CARRIE SIGMON YELTON:
I said I didn't get it for my surgery on my arm.
MAREDA SIGMON COBB:
No. If you get hurt in the mill, though, in the plant... Now at that time, at the mill, I was paying $1.10 for myself. That was a whole lot of insurance pay. It come out of my payroll every week, but I never collected a nickel on it.
CARRIE SIGMON YELTON:
Ninety() bucks is what I had to pay.
JACQUELYN HALL:
But you did hurt your arm in the plant?
CARRIE SIGMON YELTON:
Yes, about eight years ago, it slipped off a board and I hit it.
JACQUELYN HALL:
When you were inspecting?
CARRIE SIGMON YELTON:
Yes. Well, the compensation paid the doctor bill, but then I was out two weeks. They didn't pay me nothing.
MAREDA SIGMON COBB:
But when she went back, they didn't pay her nothing.
JACQUELYN HALL:
Why didn't they?
CARRIE SIGMON YELTON:
I don't know why they never did pay . [Interruption]
CARRIE SIGMON YELTON:
So here three months ago, I was lifting a sack. They got some new sacks in the mill, and they were just old big stiff sacks, so big, and a knitter started putting lots more dozens in them.
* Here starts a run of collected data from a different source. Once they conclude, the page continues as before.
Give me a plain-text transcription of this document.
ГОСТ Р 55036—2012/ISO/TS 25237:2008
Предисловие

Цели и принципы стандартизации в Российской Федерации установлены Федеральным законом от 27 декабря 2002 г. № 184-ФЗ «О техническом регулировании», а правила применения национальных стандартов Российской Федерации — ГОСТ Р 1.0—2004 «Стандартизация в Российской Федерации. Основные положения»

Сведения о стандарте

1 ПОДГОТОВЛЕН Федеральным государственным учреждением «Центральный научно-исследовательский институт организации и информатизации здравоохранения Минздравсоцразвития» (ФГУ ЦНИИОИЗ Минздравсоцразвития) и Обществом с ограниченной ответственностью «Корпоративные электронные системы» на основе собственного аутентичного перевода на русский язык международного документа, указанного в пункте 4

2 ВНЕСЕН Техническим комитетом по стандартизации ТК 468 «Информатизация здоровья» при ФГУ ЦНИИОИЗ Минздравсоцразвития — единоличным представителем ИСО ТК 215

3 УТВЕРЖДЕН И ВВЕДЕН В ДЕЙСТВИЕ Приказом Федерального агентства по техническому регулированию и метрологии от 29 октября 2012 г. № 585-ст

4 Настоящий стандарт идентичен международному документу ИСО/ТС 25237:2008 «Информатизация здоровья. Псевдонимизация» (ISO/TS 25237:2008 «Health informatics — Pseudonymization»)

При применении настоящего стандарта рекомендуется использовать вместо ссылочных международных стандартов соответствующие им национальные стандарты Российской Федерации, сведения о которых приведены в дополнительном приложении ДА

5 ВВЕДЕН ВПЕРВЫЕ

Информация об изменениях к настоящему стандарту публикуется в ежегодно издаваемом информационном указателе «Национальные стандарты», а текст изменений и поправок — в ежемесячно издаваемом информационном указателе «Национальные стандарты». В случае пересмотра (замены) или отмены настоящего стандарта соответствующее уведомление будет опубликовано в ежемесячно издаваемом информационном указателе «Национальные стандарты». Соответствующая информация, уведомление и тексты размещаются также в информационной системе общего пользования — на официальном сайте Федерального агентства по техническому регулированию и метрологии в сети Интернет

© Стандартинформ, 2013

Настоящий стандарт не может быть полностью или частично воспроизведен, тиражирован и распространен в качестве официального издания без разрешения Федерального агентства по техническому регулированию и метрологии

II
And we were behind, and up on the rack I tried to get one down. And when I got it down, it just wrung this wrist around. And oh, I almost went through the floor. So I worked a week, and it just got worse and worse and worse, so they sent me to the doctor's. I went to Dr. Peters, because there was another woman got her arm hurt, and she went to him, and he did surgery. Did the same thing that I did the first time, did it on the board. But Dr. Peters said he didn't think he could do that surgery, because they thought I had ruptured an artery. So he sent me on to another doctor, Dr. Gardner, and he was off for vacation for a week, so I had to stay out a week; he wouldn't let me go back to work. So he came in on Monday, and I went and I had surgery on Wednesday. But when they got in there, it was a ganglion cyst that had growed all these years where that first hurt, and it growed in my artery. And they had to cut that all out. So I turned it in on my compensation, and they didn't have no record of the first time, so they didn't pay anything, but my own insurance paid eighty percent of it. But all of it come from working down there, being hurt in the plant.